Una tendenza che sta crescendo negli ultimi due anni in modo incredibile, si pensa che usando questa parola si dimostri inclusività
Un nome, una garanzia. Una pioggia nel nome e soprattutto con il nome dell’Italia. Per i partiti è una certezza. Un vero e proprio ingorgo a dire la verità, ma una “moda” che ormai ha preso piede e sta diventando sempre di più un’abitudine. Sarebbe il caso di dire “diluvio Italia”. Il nome Italia nelle liste delle ultime elezioni è cresciuto in maniera incredibile, con il nome della nostra nazione tirata di qui e di là. Il novero, come spiega il Tempo, conta ovviamente Forza Italia e Fratelli d’Italia, ma anche Italia al Centro (Toti e Quagliarello), Noi con l’Italia (Lupi), Italia Viva (Renzi). E volendo esser ancor più chirurgici, non vanno dimenticati Italexit per l’Italia (Paragone), componente del misto al Senato, e la rediviva Italia dei Valori tornata a sventolare il vessillo in coabitazione con altre forze sempre a Palazzo Madama. Una valanga tricolore che non è tratto esclusivo di oggi, ma segna una sorta di filone inaugurato nella Seconda Repubblica.

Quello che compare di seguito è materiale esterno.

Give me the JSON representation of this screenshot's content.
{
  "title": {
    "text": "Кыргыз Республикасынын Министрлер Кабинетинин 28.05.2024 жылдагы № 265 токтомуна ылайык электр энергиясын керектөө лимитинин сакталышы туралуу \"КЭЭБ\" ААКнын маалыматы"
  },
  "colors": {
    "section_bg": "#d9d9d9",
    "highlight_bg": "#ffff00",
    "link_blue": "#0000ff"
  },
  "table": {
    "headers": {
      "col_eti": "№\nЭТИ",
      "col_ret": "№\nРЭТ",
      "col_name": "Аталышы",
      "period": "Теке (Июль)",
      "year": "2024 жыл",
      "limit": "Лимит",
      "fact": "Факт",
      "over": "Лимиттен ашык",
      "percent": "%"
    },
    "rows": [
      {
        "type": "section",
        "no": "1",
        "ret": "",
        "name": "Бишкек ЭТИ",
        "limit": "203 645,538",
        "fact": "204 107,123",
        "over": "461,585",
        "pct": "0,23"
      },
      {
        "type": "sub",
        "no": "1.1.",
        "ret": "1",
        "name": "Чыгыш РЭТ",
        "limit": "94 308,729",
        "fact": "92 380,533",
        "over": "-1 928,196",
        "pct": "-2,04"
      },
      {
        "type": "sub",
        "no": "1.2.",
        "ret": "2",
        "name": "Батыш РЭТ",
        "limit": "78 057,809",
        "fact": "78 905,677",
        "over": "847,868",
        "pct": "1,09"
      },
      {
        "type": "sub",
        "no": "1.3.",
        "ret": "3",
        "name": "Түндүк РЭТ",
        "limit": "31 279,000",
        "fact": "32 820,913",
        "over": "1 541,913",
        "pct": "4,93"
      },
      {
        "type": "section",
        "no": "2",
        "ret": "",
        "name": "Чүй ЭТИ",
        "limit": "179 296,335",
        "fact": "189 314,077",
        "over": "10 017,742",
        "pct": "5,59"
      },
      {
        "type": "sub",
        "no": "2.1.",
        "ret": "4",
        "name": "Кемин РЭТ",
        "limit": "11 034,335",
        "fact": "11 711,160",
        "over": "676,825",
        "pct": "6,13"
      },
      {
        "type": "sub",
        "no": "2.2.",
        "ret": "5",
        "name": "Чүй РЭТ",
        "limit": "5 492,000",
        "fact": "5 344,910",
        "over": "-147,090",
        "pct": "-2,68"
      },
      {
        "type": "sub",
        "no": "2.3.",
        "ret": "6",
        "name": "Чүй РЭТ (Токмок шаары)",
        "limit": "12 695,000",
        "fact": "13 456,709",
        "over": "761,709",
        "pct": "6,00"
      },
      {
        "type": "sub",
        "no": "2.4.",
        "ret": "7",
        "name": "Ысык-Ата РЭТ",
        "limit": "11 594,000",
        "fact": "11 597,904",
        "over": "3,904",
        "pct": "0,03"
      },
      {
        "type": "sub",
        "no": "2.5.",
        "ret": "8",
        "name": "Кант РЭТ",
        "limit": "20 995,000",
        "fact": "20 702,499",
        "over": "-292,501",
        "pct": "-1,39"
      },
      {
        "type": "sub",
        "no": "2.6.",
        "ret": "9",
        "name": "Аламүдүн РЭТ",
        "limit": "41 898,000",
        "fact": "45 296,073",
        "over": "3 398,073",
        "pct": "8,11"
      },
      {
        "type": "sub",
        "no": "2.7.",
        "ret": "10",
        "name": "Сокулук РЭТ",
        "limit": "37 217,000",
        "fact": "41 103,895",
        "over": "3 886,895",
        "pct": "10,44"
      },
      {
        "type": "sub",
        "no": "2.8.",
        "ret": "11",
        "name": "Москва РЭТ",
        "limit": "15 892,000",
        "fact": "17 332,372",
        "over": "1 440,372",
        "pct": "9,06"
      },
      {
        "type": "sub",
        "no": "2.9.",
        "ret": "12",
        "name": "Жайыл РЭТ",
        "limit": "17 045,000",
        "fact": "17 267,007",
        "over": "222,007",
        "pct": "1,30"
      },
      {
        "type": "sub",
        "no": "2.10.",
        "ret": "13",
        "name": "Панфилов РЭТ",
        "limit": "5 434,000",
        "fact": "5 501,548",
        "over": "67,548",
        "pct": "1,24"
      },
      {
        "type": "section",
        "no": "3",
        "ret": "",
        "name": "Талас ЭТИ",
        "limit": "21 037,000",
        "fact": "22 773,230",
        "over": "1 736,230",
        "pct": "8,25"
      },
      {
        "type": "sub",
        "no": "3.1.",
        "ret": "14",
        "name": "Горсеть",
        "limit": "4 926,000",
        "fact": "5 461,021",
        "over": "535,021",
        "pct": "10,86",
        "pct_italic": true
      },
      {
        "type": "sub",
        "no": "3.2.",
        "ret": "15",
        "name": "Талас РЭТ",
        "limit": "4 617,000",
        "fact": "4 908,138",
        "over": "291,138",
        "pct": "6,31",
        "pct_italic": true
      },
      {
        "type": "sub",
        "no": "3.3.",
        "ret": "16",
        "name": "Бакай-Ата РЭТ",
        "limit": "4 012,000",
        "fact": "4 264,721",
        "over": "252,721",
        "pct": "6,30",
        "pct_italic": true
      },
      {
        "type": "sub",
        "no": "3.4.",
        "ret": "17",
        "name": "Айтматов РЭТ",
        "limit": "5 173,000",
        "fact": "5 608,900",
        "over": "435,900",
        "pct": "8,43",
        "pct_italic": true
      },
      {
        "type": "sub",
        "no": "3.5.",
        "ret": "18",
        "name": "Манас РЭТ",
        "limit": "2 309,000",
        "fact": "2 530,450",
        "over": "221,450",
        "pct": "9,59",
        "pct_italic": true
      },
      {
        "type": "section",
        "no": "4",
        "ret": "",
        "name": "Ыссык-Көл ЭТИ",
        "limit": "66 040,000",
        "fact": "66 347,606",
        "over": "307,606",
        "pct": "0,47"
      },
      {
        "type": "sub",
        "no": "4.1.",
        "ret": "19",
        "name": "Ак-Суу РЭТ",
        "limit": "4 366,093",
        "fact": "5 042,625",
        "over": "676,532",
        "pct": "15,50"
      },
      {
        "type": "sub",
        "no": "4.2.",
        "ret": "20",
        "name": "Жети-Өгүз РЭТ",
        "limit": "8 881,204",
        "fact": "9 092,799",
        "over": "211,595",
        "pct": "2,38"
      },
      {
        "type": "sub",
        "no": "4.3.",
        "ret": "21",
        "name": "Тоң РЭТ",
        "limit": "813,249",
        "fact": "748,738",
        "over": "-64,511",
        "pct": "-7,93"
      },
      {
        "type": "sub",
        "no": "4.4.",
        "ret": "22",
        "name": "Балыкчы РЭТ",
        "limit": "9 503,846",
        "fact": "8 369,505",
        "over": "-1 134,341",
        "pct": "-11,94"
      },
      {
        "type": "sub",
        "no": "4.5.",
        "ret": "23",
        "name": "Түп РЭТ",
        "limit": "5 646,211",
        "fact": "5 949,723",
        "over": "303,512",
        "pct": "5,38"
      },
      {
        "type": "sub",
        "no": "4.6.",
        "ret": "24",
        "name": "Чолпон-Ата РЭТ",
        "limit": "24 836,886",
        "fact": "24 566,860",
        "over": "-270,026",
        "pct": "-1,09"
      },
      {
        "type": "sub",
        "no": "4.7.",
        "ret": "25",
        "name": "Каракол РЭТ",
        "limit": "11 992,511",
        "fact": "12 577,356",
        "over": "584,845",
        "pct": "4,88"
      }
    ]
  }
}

Lo racconta al Tempo Gabriele Maestri, curatore dell’aggiornatissimo sito “isimbolidelladiscordia.it“. Maestri è il maggiore studioso italiano di simboli e denominazioni dei partiti, assai esperto del racconto politico, storico e anche (spesso) legale nascosto in ogni logo che, nel corso degli anni, abbiamo trovato sulla scheda elettorale oppure solo sui giornali. Nella cosiddetta prima Repubblica, spiega, “in quasi tutte le denominazioni compariva l’aggettivo “italiano”, dunque non il termine “Italia”, ma il richiamo tricolore era presente solo in tre partiti: il Pci, con la bandiera rossa sovrapposta a quella italiana, il Pli, e il Msi con la fiamma“.
L’ultimo è Vinciamo Italia, attualmente ce ne sono sette che richiamano nel logo il nome del Belpaese
Poi però, prosegue Maestri, “dopo la discesa in campo di Berlusconi e la nascita di Forza Italia, c’è stata una corsa ad utilizzare la parola, non più abbinata alle ideologie. E trapelò persino che lo stesso Berlusconi, nel 2011, avesse in animo di liquidare l’allora Popolo della Libertà per sostituirlo con un movimento chiamato solo “Italia“, ma un’esclusiva su quel nome sarebbe stata problematica». Ecco quindi spiegato il fenomeno. L’argine rotto dalla nascita del berlusconismo e un dato formale che, come noto, ne nasconde uno di cultura e di sostanza: ossia la convinzione che citando la parola “Italia” nel nome si dimostri inclusività e la volontà di abbracciare la complessità del nostro Paese.
A quest’ ultimo novero va sicuramente assegnato “Italia Futura”, progetto che, nel 2013, segnò la quasi discesa in campo di Luca Cordero di Montezemolo. Poi non se ne fece nulla, e alcuni esponenti di quel contenitore furono candidati nelle liste di Scelta Civica, anch’ essa “per l’Italia”. Che poi sappiamo com’ è andata a finire. Peraltro, una delle realtà uscite dalla sua dissoluzione fu “Popolari per l’Italia” guidato da Mario Mauro. Ma nella scorsa legislatura non mancò neanche “Direzione Italia”, fondato dall’attuale eurodeputato di Fratelli d’Italia Raffaele Fitto, dopo l’uscita da Forza Italia. E poi ci sono quelle esperienze nate con grandi aspettative che poi hanno trovato maggiori difficoltà di radicamento, tanto che oggi i loro fondatori sono tornati alle occupazioni precedenti. È il caso di Italia Unica, movimento del banchiere Corrado Passera, che dopo l’esperienza nel governo Monti come ministro dello Sviluppo Economico non volle aderire al progetto del Senatore a vita ma creare un movimento proprio.